OS grid reference - SW 705 268
The pleasant and tranquil south Cornish village of Gweek, known in Cornish as Gwig, meaning forest village, is situated on the Helford River, around 3 miles to the east of Helston and has been a thriving port since Roman times.
The village, which is of ancient origins, derives its unusual name from the Latin word Vicus, confirming a Roman presence in the area. It is thought that a port existed here as long ago as 450 BC when tin was traded with the Phoencians.
In Medieval times Gweek became the busiest harbour in the area since Helston ceased to be a viable owing to the build up of Loe Bar. As early as 1201, Gweek was important enough to possess a merchant guild as well as acquiring burgess privileges.
Gweek has a pub, the Black Swan, which offers a home cooked menu and a combined shop and post office.

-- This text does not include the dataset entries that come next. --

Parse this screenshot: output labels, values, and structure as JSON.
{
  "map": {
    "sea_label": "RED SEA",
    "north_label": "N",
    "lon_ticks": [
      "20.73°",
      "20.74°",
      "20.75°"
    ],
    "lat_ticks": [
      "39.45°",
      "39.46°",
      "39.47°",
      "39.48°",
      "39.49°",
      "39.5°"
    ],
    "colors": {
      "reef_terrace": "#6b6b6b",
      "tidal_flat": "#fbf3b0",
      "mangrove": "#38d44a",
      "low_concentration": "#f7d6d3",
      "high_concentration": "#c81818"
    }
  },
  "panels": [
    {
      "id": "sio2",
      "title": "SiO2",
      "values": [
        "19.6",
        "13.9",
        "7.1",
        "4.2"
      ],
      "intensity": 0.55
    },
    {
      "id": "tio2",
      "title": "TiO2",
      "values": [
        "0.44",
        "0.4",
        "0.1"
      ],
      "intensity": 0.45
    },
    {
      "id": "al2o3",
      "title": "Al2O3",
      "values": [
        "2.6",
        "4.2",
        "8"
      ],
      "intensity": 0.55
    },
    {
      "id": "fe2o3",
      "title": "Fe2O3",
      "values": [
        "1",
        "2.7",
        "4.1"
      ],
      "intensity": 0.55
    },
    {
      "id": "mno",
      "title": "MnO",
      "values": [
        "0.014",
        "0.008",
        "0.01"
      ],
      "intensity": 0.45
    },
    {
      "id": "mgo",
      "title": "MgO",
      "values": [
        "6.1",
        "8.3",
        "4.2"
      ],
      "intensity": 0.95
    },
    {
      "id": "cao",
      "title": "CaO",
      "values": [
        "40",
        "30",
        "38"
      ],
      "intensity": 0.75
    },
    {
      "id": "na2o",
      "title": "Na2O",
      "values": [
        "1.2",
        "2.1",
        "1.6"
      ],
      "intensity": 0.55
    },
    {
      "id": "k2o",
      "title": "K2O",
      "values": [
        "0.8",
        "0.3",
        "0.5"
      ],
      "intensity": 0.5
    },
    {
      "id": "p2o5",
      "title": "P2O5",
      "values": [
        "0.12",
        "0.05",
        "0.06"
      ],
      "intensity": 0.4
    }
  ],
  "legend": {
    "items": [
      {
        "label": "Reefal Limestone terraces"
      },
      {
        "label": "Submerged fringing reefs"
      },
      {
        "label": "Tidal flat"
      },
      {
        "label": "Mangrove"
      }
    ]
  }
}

Country lanes lead out from the village to pleasant Boskenwyn Downs and open on to a straight road which was probably first constructed in the Roman era to transport tin. Since early times the valleys in this area have been streamed for tin, ancient tin moulds may still be observed in the quay walls.
The National Seal Sanctuary, situated on the Helford estuary, was founded in 1958 and cares for injured and orphan seal pups. The sanctuary is the largest of its kind in Europe. Its objectives have been expanded since opening and it now offers care for all marine animals.